Oscar 2012: Pixar’s Enrico Casarosa and Kevin Reher Talk La Luna
DS: Do shorts provide you with a window into whom may be right to helm a feature film? Is it also a testing ground for technical problem solving or technological innovations?
KR: Short films have traditionally been everything. They’ve been director proving grounds. They have [also] been about technology, everything from the skin in Geri's Game to the roiling clouds on Partly Cloudy, to feathers on For the Birds. But it also is an opportunity for some people who may not ever get a chance to direct a feature, but have this brilliant idea for a short film, to get an opportunity to be supported by the company and get a short made. Some of them rise to the occasion and become co-directors, or they become heads of story, sort of working through the maturing process to becoming a feature director.
DS: Enrique, let’s shift over to you for a minute. You mentioned that you work on story. Tell us a little bit about what you’ve done at Pixar, and what brought you to the attention of the shorts group?
EC: Yeah, certainly. I started with the Pixar in 2002. I was the first story artist on Ratatouille, which was in development at the time.
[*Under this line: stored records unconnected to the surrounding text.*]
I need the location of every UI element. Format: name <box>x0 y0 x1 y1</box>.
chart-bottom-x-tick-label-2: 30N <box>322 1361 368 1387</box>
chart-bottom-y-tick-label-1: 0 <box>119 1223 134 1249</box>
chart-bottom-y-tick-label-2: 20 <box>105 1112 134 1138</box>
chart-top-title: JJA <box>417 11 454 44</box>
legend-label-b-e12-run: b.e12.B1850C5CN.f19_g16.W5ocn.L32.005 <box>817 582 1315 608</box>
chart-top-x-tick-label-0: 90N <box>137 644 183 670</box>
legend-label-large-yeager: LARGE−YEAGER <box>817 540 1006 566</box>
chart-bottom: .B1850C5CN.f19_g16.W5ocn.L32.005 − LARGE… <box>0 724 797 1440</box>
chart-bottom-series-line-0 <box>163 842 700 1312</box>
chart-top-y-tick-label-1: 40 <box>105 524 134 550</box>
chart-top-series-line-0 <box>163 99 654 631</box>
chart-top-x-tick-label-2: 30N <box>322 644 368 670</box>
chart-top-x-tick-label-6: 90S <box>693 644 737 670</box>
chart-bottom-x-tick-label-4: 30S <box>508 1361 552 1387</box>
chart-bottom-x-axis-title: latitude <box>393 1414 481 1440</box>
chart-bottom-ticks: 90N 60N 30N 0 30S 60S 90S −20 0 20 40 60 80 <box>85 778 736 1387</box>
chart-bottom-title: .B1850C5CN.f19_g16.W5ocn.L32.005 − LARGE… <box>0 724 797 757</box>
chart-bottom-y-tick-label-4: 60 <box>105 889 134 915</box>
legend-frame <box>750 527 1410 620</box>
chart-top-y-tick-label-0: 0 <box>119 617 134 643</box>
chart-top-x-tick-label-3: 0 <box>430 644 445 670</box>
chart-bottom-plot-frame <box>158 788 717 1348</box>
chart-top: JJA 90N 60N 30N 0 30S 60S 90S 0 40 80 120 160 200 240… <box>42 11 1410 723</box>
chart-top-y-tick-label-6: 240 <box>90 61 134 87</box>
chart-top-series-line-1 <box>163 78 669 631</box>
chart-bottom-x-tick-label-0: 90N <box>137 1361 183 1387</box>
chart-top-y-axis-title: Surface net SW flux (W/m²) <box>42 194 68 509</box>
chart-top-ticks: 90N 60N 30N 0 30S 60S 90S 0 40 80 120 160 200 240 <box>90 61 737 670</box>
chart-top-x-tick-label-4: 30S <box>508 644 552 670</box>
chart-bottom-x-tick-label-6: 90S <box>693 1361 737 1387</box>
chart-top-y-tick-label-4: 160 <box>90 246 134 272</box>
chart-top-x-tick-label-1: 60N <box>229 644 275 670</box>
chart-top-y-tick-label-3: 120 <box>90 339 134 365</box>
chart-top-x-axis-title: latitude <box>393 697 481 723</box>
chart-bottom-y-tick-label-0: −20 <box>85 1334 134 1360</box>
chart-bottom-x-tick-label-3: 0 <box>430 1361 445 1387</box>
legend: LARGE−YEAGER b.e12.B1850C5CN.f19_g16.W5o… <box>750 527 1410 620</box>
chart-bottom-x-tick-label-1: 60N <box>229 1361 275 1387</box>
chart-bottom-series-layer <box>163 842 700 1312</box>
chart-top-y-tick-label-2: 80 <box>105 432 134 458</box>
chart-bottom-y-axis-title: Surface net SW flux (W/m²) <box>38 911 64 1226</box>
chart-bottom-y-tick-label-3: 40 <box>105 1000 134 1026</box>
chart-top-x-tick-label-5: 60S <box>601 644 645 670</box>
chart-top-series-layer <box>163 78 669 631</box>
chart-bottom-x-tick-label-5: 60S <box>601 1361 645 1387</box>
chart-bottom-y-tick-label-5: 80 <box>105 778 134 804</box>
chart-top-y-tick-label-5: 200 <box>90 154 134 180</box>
I worked for many years on Ratatouille, I worked on UP, and a little bit on Cars on well. Those were kind of my main three features. More recently I worked for a little bit on Cars 2, then took almost a year and half full time working on La Luna. So, I’ve been in the trenches of story there for almost 10 years now. And before I was a story artist on the East Coast, working on Ice Age at Blue Sky Studios.
DS: Tell us a little bit about what a story artist does day to day within the feature film production pipeline at Pixar. How does your work translate onto the screen?
EC: We feel that we’re there to support the director finding his story, the story he wants to tell. It varies in many ways. It can be as detailed as the director or the writer giving us 10 pages of the script with full dialogue and descriptions. In that case, we’re visualizing [the film] in the best way possible, so we’ll take that from the beginning!
DS: Could you elaborate on that?
EC: I’ll start from the beginning. As I said, in broad strokes, a story artist is really there to support the director in finding the story. The range of input varies, [sometimes] just visualizing and drawing a sequence that has been fully scripted, where there would be a very specific job to visualizing, finding the camera setups, determining the acting, the pacing, thinking about cinematography all around. So, there is that side of the job.
The other side that’s even more important is being there to brainstorm ideas. When we put these clips and stills together as story reels, once we storyboard everything, we look at them with some temporary score, temporary voices. It’s about trying to figure out what’s working and what’s not working, looking at how to make it better.
The story team is really there to support the director in those decisions. We do a lot of iterations of looking at this movie in storybook form. Hopefully, from the beginning [of the process] to the end you start getting to a movie that’s doing all that you want. The beginning is always a little bit broken up but you find your gems, tent poles, if you will.